KYNG
- Springdale, Arkansas; United States;
- Broadcast area: Fayetteville and Northwest Arkansas
- Frequency: 1590 kHz
- Branding: The Ticket 2

Programming
- Format: Sports
- Affiliations: Infinity Sports Network

Ownership
- Owner: Cumulus Media; (Cumulus Licensing LLC);

History
- First air date: July 15, 1966
- Former call signs: KSPR (1966–1980); KQXK (1980–1994); KZRA (1994–2005);

Technical information
- Licensing authority: FCC
- Facility ID: 71702
- Class: D
- Power: 2,500 watts day 50 watts night
- Transmitter coordinates: 36°12′25.2″N 94°7′10″W﻿ / ﻿36.207000°N 94.11944°W

Links
- Public license information: Public file; LMS;
- Webcast: Listen live
- Website: www.theticket1590.com

= KYNG (AM) =

KYNG (1590 kHz) is a commercial AM radio station licensed to Springdale, Arkansas. The station broadcasts a sports format. The station is currently owned by Cumulus Media. It is programmed along with co-owned 92.1 KQSM-FM as "The Ticket". Both stations carry nationally syndicated sports shows from Infinity Sports Network.

==History==
The station began broadcasting as KSPR on July 15, 1966. It was owned by Autus Johnson and broadcast during daylight hours only with 500 watts. The station license was transferred to Johnson Communications, Inc., in 1969, shortly before Autus's death. The station increased power to 1,000 watts in 1979 and changed its call sign to KQXK on November 17, 1980.
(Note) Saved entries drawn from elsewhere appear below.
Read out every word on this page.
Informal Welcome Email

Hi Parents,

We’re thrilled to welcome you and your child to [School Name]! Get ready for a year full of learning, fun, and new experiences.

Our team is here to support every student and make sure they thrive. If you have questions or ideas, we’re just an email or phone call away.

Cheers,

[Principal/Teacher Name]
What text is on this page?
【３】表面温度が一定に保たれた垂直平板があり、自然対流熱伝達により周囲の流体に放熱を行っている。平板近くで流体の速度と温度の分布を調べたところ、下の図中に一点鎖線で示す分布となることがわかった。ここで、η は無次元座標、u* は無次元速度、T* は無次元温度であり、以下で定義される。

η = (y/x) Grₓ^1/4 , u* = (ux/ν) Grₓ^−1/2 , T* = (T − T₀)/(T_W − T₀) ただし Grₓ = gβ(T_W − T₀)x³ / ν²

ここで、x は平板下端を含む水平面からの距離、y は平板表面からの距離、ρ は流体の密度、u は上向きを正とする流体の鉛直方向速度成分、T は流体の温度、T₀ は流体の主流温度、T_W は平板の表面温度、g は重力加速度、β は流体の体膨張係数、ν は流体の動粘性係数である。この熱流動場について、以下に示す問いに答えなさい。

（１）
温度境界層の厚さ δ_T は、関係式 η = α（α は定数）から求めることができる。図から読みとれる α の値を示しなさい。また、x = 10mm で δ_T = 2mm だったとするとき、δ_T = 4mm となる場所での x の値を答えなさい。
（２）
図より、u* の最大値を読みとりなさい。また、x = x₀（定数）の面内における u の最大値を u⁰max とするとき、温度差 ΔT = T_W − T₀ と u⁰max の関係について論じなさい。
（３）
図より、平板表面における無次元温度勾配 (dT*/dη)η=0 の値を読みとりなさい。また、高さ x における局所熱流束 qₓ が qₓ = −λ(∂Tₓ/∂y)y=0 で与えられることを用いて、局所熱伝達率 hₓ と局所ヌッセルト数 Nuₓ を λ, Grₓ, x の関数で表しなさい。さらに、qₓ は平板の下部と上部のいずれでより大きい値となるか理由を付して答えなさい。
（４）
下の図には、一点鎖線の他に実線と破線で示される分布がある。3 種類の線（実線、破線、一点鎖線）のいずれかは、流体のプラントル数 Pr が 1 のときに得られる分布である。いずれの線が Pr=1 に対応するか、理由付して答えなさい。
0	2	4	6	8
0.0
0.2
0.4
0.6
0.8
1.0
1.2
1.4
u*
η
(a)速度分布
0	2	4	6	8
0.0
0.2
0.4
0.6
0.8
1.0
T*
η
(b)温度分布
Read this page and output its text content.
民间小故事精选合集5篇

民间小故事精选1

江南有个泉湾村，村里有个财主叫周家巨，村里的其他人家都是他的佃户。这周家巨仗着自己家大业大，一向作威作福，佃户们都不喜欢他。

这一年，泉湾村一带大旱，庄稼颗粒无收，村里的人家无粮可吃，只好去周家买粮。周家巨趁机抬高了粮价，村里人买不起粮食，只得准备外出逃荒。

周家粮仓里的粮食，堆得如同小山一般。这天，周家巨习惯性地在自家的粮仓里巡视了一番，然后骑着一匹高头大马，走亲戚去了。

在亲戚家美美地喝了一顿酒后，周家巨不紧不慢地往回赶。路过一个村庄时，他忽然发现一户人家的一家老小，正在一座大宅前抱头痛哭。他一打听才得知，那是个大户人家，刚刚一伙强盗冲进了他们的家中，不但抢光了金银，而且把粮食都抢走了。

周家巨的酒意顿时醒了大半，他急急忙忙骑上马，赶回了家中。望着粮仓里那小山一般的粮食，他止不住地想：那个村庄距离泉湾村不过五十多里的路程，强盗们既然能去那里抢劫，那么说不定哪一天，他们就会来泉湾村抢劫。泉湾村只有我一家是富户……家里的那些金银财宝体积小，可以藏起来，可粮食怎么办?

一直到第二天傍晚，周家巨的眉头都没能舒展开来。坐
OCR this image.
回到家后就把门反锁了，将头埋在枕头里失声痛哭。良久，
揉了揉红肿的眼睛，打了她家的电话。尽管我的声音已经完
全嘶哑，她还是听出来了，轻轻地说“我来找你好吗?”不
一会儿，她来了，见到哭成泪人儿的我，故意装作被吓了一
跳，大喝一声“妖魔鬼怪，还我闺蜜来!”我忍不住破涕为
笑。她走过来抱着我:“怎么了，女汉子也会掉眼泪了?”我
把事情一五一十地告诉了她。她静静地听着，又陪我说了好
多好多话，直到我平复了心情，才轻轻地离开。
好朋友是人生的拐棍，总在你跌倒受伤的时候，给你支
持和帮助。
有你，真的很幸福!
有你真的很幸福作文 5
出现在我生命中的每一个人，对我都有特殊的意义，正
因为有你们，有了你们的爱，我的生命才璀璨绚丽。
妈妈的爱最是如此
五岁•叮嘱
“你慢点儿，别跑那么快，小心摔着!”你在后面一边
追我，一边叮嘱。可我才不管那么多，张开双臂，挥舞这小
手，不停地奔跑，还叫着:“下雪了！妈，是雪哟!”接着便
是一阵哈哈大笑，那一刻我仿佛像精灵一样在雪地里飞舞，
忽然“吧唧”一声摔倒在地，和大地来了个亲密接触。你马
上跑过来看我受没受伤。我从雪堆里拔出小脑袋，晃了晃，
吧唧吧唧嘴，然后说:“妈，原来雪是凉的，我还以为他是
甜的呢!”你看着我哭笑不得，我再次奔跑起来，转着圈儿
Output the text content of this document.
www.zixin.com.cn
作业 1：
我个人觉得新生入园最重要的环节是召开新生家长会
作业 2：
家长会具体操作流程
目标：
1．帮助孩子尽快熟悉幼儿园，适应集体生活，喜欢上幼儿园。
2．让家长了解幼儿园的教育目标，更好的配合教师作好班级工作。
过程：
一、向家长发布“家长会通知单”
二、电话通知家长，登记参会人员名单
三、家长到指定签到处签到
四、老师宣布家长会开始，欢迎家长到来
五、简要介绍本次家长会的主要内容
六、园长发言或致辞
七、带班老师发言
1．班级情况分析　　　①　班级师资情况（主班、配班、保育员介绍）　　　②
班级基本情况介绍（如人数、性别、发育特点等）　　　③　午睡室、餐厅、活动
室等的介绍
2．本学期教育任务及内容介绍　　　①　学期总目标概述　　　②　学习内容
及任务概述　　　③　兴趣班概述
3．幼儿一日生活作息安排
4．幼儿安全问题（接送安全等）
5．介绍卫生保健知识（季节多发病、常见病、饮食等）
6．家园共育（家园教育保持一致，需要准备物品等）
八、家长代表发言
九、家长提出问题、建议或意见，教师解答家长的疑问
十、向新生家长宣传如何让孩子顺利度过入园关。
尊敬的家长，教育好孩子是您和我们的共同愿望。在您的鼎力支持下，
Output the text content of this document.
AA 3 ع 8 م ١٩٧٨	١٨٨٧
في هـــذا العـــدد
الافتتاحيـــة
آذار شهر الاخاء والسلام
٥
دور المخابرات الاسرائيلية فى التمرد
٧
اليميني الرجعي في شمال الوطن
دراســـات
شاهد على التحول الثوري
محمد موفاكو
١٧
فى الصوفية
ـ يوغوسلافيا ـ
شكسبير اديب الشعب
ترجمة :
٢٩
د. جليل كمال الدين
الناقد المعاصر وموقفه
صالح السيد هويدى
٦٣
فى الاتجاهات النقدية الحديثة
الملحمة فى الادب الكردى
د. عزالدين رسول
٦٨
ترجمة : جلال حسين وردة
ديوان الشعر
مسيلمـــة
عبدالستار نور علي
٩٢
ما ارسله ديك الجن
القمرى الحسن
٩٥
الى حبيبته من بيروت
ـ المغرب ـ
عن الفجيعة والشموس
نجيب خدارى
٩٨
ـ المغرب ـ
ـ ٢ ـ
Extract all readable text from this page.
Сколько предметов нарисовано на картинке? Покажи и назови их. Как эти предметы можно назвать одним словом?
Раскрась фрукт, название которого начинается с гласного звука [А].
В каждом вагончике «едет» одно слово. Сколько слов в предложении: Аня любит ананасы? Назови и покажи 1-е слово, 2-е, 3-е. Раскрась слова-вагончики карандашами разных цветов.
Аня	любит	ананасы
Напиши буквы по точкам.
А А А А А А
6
In March 1991, Moran Communications of Wichita Falls, Texas, took KQXK and KCIZ-FM off the air after a dispute over a mortgage. The stations were then bought by Westark Broadcasting, which installed easy listening formats on both of them. By 1994, the station was broadcasting a Spanish-language format; it then changed its call sign to KZRA that September; the station was known as La Zeta The station's ownership changed several times in the late 1990s. It was owned by the Power Radio Group and Hochman Communications before Cumulus Media acquired the Power cluster in 1998. The station switched call signs with KYNG (950 AM) in Denison, Texas, in 2005. When La Zeta moved off 1590, the station changed names twice, first to La Más Bonita and then to La Máquina Musical, primarily airing Regional Mexican music.

The station switched formats to sports in 2016.